Приставъ къ берегу, мы видѣли часто огромные слѣды перешедшаго черезъ ручей звѣря. Онъ только что былъ здѣсь. Разъ, блуждая съ своими мыслями но берегу маленькой рѣчки, разсѣянный, я зашелъ далеко и забылъ захватить ружье, и здѣсь только опомнился. На минуту явилось сознаніе опасности. Вонъ изъ-за скалы, можетъ быть, уже высматриваетъ меня этотъ звѣрь, — прожорливый, жадный ищущій одного мяса, готовый растерзать и упиться съ наслажденіемъ горячей кровью, не смотря ни крикъ и боли другаго существа, — представитель кровожаднаго инстинкта и звѣрскаго эгоизма.

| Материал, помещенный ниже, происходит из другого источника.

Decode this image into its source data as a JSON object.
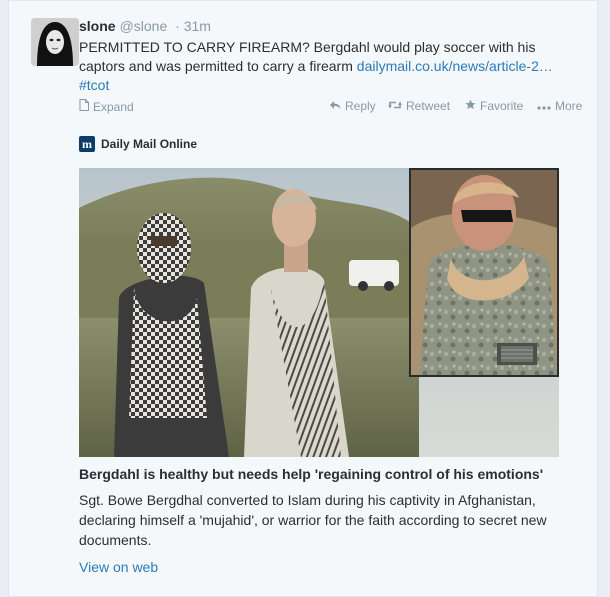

— Ну, что же? — ты засталъ меня врасплохъ. Предъ тобою жертва, лакомый кусокъ твоего блюда. Видишь — я безсиленъ, безпомощенъ не смотря на силу моего ума, моего знанія; рви это сердце, звѣрь, — сердце, полное глубокой человѣческой тоски, сердце, полное страданій, горячей любви, состраданія! — Чувство ужаса охватило меня на минуту, холодный потъ выступилъ отъ предчувствія страшнаго момента ожиданія, той минуты, когда будутъ запущены въ тѣло острые когти и коснутся его бѣлые, наточенные какъ поясъ клыки съ горячею слюною звѣря. Я испыталъ минуту смущенія. Но звѣрь медлилъ, повыходилъ, иллюзія разсѣялась, разсѣялось и чувство страха, инстинктъ жизни воротился, а съ нимъ вмѣстѣ горькое сознаніе своего ничтожества и чувство уязвленной человѣческой гордости. Я гордая и сильная окружающая природа какъ бы уличила въ малодушіи.

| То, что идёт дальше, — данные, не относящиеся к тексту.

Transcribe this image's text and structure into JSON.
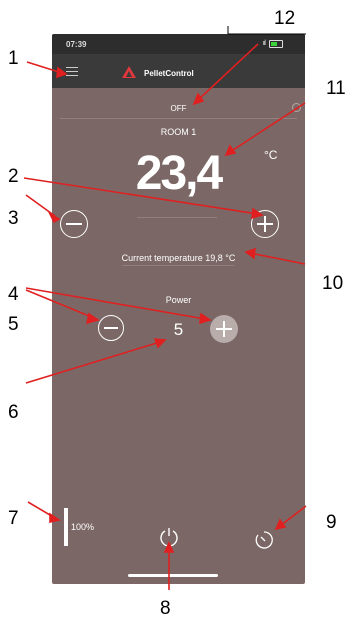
{
  "status_bar": {
    "time": "07:39",
    "signal": "ııl"
  },
  "app": {
    "brand": "PelletControl"
  },
  "stove": {
    "state": "OFF",
    "room": "ROOM 1",
    "setpoint": "23,4",
    "unit": "°C",
    "current_temperature_text": "Current temperature 19,8 °C",
    "power_label": "Power",
    "power_value": "5",
    "fuel_level": "100%"
  },
  "icons": [
    "menu-icon",
    "flame-logo-icon",
    "clock-icon",
    "minus-icon",
    "plus-icon",
    "power-icon",
    "timer-icon"
  ],
  "colors": {
    "background": "#7b6866",
    "appbar": "#3a3a3a",
    "callout_arrow": "#e02020",
    "logo_red": "#e0383c"
  },
  "callouts": {
    "c1": "1",
    "c2": "2",
    "c3": "3",
    "c4": "4",
    "c5": "5",
    "c6": "6",
    "c7": "7",
    "c8": "8",
    "c9": "9",
    "c10": "10",
    "c11": "11",
    "c12": "12"
  }
}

— Что испугался ты? — говорила эти пустыня. — Скажи, развѣ ты не искалъ этой смерти, не призывалъ ее среди твоихъ городовъ въ мучительныя ночи тоски и раздумья на мягкомъ креслѣ? И развѣ ты не самъ шолъ сюда искать ее въ пустынѣ? Твой духъ дрогнулъ. Ты боишься жалкаго, глупаго звѣря, который, услыша твои шаги, самъ уходитъ отъ тебя? Ты боишься случайности? По скажи, тамъ — въ твоихъ городахъ, на многолюдныхъ улицахъ, среди шума и свѣта, въ освѣщенныхъ залахъ, развѣ нѣтъ опасностей? Развѣ нѣтъ инстинктовъ, которые посильнѣе медвѣжьихъ? И что такое этотъ жалкій медвѣдь передъ ними?

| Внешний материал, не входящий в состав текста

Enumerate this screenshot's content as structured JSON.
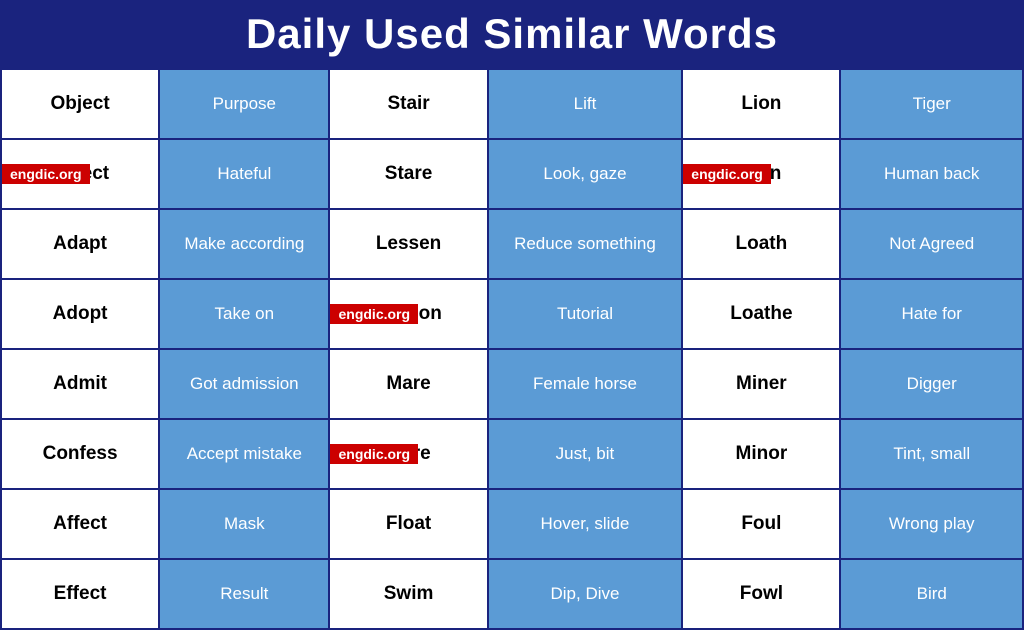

Отправляясь въ эту пустыню, я чувствовалъ робость, нервность, безсиліе сына городовъ. Этотъ могущественный міръ цивилизаціи, покорившій природу, давшій мощь человѣку, наполнилъ его внутренними муками и разладомъ души, онъ сдѣлалъ и меня хилымъ. Я чувствовалъ себя слабымъ, какъ ребенокъ, я не зналъ, выдержу ли трудности пустыни. По чѣмъ далѣе я странствовалъ, поднимаясь по крутымъ горамъ, переѣзжая верхомъ чрезъ бушующіе ручьи, преодолѣвая препятствія, лѣнясь по вьющейся дорожкѣ надъ бездной, я изумился — духъ мой крѣпъ, и я чувствовалъ бодрость. Много свѣжаго и великаго навѣвала эта природа, она одна со своей красотой примиряла съ жизнью, свободнѣе грудь дышала на подоблачныхъ высотахъ горъ, крѣпли силы и въ душѣ воцарялось философское спокойствіе. Тамъ, среди общества и людей, я искалъ отзыва чувствъ и не находилъ его, здѣсь было все мертво и пустынно, но эхо горъ, шумъ лѣса и говоръ водъ вторили мелодіи моей души. Тамъ застывало воображеніе, изсякало творчество, здѣсь долины, лѣса и горы наполнялись тысячами образовъ, видѣній, причудливыхъ фантомовъ, они говорили и дышали. Неслись загадочные звуки, среди журчанья ручьевъ я слышалъ будто пѣсни волшебныхъ нереидъ, страстныя пѣсни жизни, зовущія къ ней, исполненныя ласки и нѣги, восторговъ, сладкихъ слезъ и мукъ давно утраченной любви…
Міръ жизни всталъ опять въ своей обаятельной красотѣ, я чувствовалъ новую силу и мощь, въ душѣ звучало всепрощенье. Мать пустыня, за эту бодрость, силу, обновленіе, за возвращеніе къ жизни, спасибо, спасибо тебѣ!